Ask it to explain a concept, structure an argument, synthesize multiple perspectives, write code, translate, or reason over something you've given it — it's excellent at these. These are tasks where the quality of reasoning matters more than access to ground truth.

Ask it to tell you what happened last week, whether a specific fact is true, or what a specific document says (without giving it the document) — these are tasks where you need data, not reasoning. An LLM alone is the wrong tool.

What RAG does

RAG (Retrieval-Augmented Generation) is the standard architectural answer to this problem. Instead of asking the model to recall facts from its weights, you:

  1. Retrieve relevant documents from a database you control (recent, verified, specific)
  2. Inject those documents into the model's context window
  3. Ask the model to reason over the provided documents

The model's job becomes reasoning and synthesis over real data you supplied — not recalling compressed patterns from training. The knowledge comes from your database. The reasoning comes from the model. These two responsibilities are cleanly separated.

This is why RAG dramatically reduces hallucinations on factual questions: the model is no longer asked to generate facts from memory. It's asked to extract and synthesize facts from documents it can actually see.

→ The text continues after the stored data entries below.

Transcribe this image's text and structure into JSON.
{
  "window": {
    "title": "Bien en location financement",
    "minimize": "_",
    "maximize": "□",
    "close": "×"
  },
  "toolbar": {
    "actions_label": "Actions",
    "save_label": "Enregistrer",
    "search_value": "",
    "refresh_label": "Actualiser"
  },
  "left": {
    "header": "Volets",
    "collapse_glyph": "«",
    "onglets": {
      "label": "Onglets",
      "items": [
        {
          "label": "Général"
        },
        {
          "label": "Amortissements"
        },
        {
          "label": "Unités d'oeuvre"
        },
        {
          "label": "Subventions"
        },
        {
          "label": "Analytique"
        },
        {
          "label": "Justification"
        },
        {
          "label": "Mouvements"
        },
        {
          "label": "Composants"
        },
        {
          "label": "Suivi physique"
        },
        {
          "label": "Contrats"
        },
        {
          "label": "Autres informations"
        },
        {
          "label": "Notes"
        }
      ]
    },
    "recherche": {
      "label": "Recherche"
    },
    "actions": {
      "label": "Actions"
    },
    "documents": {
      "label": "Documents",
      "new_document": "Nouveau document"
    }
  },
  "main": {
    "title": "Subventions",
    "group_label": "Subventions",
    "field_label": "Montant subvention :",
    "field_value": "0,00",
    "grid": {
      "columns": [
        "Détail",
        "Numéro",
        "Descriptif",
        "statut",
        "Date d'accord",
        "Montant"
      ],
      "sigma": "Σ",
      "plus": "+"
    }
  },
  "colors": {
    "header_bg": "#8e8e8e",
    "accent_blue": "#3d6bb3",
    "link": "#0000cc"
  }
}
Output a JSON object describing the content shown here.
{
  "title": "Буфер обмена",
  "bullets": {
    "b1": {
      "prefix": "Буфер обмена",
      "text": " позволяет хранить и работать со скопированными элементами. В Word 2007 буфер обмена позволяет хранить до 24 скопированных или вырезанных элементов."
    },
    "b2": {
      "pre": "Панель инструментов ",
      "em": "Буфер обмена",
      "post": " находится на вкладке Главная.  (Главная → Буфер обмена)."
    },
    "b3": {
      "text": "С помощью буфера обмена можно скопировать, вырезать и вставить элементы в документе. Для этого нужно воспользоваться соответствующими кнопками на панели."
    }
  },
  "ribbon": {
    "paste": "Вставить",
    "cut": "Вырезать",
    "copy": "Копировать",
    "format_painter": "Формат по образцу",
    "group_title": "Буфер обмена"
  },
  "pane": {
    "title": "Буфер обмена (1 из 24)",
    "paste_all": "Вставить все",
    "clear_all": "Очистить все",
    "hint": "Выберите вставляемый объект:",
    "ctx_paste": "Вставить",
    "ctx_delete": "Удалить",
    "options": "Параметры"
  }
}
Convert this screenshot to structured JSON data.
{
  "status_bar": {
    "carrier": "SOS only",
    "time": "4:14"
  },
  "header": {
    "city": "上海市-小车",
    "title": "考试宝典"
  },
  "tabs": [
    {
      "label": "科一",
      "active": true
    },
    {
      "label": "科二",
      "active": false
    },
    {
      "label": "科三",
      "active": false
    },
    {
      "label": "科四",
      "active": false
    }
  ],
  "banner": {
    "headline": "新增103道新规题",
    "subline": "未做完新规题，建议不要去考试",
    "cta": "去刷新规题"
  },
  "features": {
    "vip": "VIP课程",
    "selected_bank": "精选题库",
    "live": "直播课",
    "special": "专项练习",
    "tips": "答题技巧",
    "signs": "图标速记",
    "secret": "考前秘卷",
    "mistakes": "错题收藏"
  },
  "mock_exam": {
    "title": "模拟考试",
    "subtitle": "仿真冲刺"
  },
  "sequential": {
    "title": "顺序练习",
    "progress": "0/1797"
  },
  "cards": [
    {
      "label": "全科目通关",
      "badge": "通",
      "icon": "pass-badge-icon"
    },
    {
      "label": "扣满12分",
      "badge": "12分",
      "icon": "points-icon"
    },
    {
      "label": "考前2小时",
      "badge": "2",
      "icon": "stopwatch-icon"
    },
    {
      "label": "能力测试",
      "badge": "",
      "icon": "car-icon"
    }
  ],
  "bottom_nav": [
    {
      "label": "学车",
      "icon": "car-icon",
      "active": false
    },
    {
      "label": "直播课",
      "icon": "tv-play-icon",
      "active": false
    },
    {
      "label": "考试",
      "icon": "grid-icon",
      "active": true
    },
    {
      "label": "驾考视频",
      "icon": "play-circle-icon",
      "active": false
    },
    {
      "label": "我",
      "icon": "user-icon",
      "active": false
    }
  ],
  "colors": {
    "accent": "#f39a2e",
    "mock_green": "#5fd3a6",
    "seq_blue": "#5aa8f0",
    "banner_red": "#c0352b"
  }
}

See the RAG deep dive for the full technical breakdown.

What this means in practice

When you use an LLM:

  • Don't verify outputs by asking the same model again. The model will confirm its own confabulations fluently.
  • Treat confidence of phrasing as unrelated to accuracy. A model can be maximally confident and maximally wrong simultaneously.
  • For factual tasks, give the model the documents. Paste in the relevant text, policy, or data. RAG automates this at scale.
  • For reasoning tasks, LLMs are powerful. Analysis, synthesis, writing, code generation — these are not ground-truth tasks and LLMs excel at them.
  • Different models, different answers. If a question matters, cross-check across models and treat disagreement as a signal to verify externally.

The mental model shift: stop thinking of an LLM as a search engine that knows things. Start thinking of it as a powerful reasoning engine that needs you to supply the data.